At the Consumer Financial Protection Bureau, a sizable shoe has dropped.
CFPB Director Rohit Chopra’s firing over the weekend by President Donald Trump was no surprise to anyone, but questions swirl over what comes next. To get a sense of what lies ahead for the CFPB in Trump 2.0, the events and focal points of Trump’s first go-round may prove telling.
Much is now in limbo. As of Monday morning (Feb. 3), no replacement for the ousted director has been named, and rulemaking has been paused (across all federal agencies, not just the CFPB). The fact that new leadership would ostensibly be named right as the agency’s lifeline — funding — is being re-examined under Congressional fire is a bit like simultaneously remodeling and demolishing a building.
The CFPB has withstood a constitutional challenge. Last year, the Supreme Court ruled that the funding set in place by Congress, via money that flows from the Federal Reserve, is allowed to stand.
Last week, Sen. Ted Cruz of Texas introduced the “Defund the CFPB Act.” The proposed legislation would “amend the Consumer Financial Protection Act of 2010 to limit to $0 the amount that the director of the bureau of consumer financial protection may request to fund the activities of the bureau.”
The Federal Reserve has shown pockets of earnings from operations such as Fedwire and the National Settlement Service.

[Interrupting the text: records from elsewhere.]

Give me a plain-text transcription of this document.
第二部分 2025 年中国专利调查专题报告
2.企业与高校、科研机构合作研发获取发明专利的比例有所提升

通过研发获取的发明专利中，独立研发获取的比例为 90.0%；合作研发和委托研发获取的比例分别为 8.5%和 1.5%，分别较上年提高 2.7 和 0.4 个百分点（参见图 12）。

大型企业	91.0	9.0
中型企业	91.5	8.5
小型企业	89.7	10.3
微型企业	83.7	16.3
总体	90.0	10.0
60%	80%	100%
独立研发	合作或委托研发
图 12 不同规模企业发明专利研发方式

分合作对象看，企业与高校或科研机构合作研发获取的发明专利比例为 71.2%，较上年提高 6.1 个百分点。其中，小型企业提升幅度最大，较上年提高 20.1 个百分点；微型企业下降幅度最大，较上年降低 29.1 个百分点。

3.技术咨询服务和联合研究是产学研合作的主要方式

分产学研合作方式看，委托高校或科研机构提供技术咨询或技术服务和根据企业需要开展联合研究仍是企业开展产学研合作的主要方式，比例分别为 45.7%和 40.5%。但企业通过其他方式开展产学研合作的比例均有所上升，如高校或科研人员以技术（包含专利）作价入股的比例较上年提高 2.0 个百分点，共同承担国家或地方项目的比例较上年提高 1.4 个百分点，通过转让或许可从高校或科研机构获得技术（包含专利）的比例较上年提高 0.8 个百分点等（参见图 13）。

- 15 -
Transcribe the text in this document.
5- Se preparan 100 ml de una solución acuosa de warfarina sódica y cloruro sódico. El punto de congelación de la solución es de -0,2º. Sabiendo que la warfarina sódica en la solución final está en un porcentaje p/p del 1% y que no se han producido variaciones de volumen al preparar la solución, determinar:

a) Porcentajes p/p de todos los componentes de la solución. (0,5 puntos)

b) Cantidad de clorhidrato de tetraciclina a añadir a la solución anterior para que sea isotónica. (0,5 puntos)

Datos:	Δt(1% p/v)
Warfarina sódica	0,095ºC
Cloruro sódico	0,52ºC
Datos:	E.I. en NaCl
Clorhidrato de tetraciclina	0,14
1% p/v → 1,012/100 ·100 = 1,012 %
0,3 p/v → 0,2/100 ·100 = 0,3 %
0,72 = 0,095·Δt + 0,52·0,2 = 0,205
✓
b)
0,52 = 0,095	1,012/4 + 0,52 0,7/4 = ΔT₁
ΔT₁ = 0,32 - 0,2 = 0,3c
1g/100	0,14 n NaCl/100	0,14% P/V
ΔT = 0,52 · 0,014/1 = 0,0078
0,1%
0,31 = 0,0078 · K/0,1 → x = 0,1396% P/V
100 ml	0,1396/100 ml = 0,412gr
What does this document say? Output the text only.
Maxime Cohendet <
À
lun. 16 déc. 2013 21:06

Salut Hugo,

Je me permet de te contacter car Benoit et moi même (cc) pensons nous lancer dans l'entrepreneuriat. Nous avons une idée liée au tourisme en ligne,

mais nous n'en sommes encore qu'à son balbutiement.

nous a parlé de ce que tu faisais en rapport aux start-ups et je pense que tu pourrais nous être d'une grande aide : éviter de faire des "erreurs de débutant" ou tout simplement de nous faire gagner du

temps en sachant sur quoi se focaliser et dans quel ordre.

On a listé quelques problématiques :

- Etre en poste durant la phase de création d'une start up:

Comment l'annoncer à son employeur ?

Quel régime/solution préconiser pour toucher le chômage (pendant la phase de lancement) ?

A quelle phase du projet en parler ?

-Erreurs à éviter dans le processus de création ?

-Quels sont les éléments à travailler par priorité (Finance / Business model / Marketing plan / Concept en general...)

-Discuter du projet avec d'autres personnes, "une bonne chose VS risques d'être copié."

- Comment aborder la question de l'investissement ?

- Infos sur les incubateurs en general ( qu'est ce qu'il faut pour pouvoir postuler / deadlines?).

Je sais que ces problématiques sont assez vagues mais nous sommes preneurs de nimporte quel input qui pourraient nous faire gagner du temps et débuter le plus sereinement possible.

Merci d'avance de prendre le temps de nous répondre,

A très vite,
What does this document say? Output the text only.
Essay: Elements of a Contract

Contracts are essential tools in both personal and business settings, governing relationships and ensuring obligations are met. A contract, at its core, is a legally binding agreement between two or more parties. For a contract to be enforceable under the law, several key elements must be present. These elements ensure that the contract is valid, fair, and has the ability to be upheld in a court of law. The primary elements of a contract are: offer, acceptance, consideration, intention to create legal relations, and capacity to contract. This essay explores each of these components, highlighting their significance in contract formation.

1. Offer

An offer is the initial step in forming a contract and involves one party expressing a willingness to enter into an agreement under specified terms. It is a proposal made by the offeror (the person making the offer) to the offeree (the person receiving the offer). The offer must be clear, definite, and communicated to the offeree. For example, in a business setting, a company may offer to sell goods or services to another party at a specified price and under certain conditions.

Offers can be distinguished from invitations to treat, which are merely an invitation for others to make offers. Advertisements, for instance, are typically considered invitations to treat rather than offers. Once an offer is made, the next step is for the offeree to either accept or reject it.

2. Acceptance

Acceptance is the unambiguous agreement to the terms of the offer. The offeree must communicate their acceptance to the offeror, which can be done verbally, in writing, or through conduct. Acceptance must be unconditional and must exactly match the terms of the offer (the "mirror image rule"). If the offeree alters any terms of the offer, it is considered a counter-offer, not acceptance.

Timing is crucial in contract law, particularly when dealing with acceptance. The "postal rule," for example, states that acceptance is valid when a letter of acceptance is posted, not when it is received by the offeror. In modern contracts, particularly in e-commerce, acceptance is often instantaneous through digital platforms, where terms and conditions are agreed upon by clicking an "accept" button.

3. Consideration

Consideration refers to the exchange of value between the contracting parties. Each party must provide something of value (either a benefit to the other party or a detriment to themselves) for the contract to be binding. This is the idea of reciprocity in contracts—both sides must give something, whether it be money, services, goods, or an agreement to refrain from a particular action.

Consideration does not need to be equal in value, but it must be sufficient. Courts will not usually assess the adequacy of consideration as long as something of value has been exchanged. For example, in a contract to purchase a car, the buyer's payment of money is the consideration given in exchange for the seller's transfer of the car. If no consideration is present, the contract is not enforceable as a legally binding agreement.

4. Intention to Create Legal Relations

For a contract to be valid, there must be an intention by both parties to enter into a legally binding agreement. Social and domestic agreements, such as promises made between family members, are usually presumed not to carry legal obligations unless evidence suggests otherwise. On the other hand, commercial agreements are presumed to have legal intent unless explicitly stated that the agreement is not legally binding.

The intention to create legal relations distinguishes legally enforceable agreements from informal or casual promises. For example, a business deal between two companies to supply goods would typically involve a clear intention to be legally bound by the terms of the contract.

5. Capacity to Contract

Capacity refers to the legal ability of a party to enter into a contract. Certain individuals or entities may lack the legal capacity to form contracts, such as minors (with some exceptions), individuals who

Overall, however, the central bank is running at a net loss; the Fed’s annual report listed a consolidated loss of about $111 billion in 2023 alone. One critic, Hal Scott, emeritus professor at Harvard Law School and director of the Committee on Capital Markets Regulation, contended in The Wall Street Journal that the funding is illegal and draws upon earnings that are simply non-existent.
As for whether the past may prove telling for the future, the zero-funding argument has been used before. In 2018, then-acting director Mick Mulvaney, who succeeded Richard Cordray (a President Barack Obama-era appointee), requested that the Fed provide zero funding. He argued that the CFPB already had more than $177 million on hand, which was enough to cover expenses.
More recently, the CFPB’s financial statements revealed that in September (the end of its latest fiscal year), the agency had a net cash position of about $619 million. Transfers from the Fed represented $729 million, so the read-across is that narrowing or even closing off that stream of funding would effectively grind CFPB operations to a halt. The 2018 echo of Mulvaney’s request of the Fed may have implications for incoming leadership.
After Mulvaney’s tenure, Kathleen Kraninger was the second Trump appointee, and upon taking the director role in 2018, steered several consumer education initiatives, including guides on managing credit and savings. By the end of 2020 (Kraninger stepped down at President Joe Biden’s request in 2021), the CFPB had taken 42 enforcement actions tied to about $670 million in civil penalties.
As for rulemaking, Kraninger’s stint with the CFPB set in motion the first steps toward implementing Section 1033, more recently reshaped under Chopra to include payment apps and data brokers. Banks and other covered parties have pointed to technology overhauls and liability risks as they share data with third parties. Those issues will be front and center in any CFPB efforts under Trump 2.0.
Rulemaking, arguably, was not as sweeping under Trump 1.0. The surge of Chopra-era rules, especially through the last few weeks and months of the Biden administration (about a half dozen proposed rules and four final rules in just the past four months), greatly expanded Big Tech oversight, especially in terms of digital wallets, curbed fees and brought buy now, pay later (BNPL) providers under the umbrella of regulations governing traditional credit card firms. There are several challenges moving through the legal system.
We may see a return to a Trump 1.0 blueprint wherein the CFPB is more an enforcement agency than a fully charged rulemaking entity, and new management has the power to revisit and rescind recent rules. Much hinges on where the money to sustain operations will come from — and when.